Lake Burbury rests in the ruggedly pristine region of western Tasmania, near Queenstown. The lake was formed in 1991 as part of the King Hydroelectric Scheme and the area is a known habitat for several endemic Tasmanian crayfish species.


The survey boat at Lake Burbury used during the recent survey work.


The short-tailed rain crayfish was first identified during surveys of the King River Valley in the ‘70s and ‘80s, but was not recognised as a separate species until 2009. Despite two subsequent surveys, it had not been recorded since. Little did we know it had simply gone into lockdown with the rest of the planet!


In November 2020, our team engaged environmental consultants ECOtas for new survey work, joined in the field by our engineering consultancy Entura, which found six crayfish species at a range of sites around Lake Burbury, including the short-tailed rain crayfish.


ECOtas' Associate Professor Alastair Richardson in the field, a renowned crayfish expert


ECOtas’ Associate Professor Alastair Richardson, formerly of the UTAS School of Natural Sciences, is a renowned crayfish expert who has spent decades studying them. “So little is known about the short-tailed rain crayfish, it’s been difficult to make a determination on its status when for many years we were not even sure it was a separate species.

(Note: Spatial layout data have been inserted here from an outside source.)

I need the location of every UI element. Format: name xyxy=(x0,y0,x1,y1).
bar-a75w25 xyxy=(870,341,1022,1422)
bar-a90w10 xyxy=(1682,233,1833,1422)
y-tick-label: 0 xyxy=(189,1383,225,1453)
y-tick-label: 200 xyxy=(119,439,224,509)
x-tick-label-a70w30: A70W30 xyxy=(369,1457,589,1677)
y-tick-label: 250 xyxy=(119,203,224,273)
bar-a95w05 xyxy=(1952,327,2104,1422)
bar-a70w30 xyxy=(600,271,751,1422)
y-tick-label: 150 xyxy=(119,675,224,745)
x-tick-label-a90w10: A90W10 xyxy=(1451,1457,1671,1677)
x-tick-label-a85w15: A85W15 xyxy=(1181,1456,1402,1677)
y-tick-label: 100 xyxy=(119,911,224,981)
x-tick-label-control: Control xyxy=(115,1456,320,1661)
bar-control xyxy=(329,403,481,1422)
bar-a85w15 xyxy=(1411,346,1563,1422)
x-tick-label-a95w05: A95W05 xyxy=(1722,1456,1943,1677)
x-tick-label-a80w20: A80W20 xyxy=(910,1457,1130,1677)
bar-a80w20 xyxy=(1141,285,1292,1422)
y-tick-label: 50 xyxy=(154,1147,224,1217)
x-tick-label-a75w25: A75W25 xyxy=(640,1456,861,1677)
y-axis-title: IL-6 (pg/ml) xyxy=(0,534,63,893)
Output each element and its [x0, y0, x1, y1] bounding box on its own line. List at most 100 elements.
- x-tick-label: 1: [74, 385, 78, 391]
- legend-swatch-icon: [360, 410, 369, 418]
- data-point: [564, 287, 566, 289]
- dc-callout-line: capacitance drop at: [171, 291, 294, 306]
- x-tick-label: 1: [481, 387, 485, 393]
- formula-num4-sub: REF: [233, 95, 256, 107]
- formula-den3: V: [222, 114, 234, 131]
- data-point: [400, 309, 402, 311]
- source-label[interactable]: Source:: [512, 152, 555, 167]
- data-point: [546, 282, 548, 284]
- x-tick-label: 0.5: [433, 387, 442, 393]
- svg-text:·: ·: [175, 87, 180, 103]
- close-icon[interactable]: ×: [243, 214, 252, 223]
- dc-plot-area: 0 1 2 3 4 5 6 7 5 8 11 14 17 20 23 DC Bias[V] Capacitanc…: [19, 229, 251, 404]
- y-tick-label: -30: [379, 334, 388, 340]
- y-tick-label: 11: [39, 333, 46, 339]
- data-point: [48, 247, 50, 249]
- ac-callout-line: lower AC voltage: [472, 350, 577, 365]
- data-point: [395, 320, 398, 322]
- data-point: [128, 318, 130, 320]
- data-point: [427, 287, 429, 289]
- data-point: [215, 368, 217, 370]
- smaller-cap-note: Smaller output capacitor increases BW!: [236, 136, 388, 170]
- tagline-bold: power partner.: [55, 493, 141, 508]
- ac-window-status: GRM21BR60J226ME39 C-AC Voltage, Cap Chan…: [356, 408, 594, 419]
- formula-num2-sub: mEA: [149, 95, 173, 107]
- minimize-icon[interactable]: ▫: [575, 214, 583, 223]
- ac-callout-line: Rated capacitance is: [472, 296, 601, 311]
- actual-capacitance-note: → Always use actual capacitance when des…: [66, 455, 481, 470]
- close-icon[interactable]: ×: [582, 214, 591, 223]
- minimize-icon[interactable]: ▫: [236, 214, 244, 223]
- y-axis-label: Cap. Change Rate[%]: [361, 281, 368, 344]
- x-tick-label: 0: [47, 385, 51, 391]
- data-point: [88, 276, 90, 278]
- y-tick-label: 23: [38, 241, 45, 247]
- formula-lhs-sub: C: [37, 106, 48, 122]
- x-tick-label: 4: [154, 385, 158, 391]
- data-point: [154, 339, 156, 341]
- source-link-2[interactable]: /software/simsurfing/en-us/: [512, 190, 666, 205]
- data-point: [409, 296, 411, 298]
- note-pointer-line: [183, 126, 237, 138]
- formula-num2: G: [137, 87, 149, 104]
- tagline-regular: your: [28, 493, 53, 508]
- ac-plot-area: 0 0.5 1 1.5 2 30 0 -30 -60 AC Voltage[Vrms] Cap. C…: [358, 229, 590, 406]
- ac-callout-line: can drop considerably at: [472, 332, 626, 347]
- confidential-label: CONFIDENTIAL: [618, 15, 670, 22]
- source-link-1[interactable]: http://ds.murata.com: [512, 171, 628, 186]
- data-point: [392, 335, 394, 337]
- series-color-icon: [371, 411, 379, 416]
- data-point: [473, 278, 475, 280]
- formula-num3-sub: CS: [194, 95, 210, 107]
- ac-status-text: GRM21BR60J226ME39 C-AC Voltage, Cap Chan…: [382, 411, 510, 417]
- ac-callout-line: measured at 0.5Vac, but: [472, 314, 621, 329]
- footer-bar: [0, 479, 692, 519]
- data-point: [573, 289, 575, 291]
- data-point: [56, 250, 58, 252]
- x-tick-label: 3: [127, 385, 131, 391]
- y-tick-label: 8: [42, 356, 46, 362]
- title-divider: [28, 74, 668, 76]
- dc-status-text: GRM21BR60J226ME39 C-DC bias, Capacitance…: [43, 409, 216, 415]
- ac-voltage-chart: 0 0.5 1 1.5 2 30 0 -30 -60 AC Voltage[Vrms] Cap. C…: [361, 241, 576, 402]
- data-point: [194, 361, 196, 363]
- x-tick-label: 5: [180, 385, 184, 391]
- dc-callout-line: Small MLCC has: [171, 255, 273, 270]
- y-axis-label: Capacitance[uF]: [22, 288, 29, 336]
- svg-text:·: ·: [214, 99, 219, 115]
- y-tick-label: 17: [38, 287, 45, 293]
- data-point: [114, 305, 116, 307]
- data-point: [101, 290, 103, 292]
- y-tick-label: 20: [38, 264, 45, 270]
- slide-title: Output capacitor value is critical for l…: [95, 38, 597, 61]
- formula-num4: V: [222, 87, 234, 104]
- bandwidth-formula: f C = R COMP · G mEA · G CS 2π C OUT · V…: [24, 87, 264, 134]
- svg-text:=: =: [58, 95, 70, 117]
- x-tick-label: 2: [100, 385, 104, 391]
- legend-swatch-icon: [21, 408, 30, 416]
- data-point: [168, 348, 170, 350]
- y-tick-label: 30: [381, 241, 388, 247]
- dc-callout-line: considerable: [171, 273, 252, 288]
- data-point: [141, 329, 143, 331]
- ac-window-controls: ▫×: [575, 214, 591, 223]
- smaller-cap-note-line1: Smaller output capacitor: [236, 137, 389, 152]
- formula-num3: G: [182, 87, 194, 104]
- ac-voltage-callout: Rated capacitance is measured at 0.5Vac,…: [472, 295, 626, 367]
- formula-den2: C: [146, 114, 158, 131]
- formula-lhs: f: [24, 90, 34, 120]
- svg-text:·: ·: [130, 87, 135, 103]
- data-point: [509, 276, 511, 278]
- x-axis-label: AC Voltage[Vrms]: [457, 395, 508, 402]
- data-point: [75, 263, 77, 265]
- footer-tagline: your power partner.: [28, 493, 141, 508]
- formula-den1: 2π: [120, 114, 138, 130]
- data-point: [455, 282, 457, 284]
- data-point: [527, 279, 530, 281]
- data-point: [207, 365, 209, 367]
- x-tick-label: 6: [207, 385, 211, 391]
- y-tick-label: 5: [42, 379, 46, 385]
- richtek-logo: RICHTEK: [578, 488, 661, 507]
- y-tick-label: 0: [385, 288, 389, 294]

But we knew their preferred habitat and remarkably, within just 10 minutes of mooring our boat at our very first target site we found our first specimen and we then later discovered a female carrying eggs, which is very encouraging. And what’s more, DNA analysis has confirmed our earlier decision to recognise this species.”


Our Environmental Scientist Bec Sheldon said that as Australia’s largest water manager, it is essential the business has a thorough understanding of the environments it operates in. “This field work has emerged from our review of the King and Yolande catchments, which has improved our understanding of the lakes and waterways we use to generate renewable energy, so they can be managed sustainably for everybody’s benefit”.


Finding this species alive and well is great news and demonstrates that our storage lakes are still functioning ecosystems in their own right.


Welcome to the bright side Ombrastacoides Parvicaudatus, it’s great to have you back!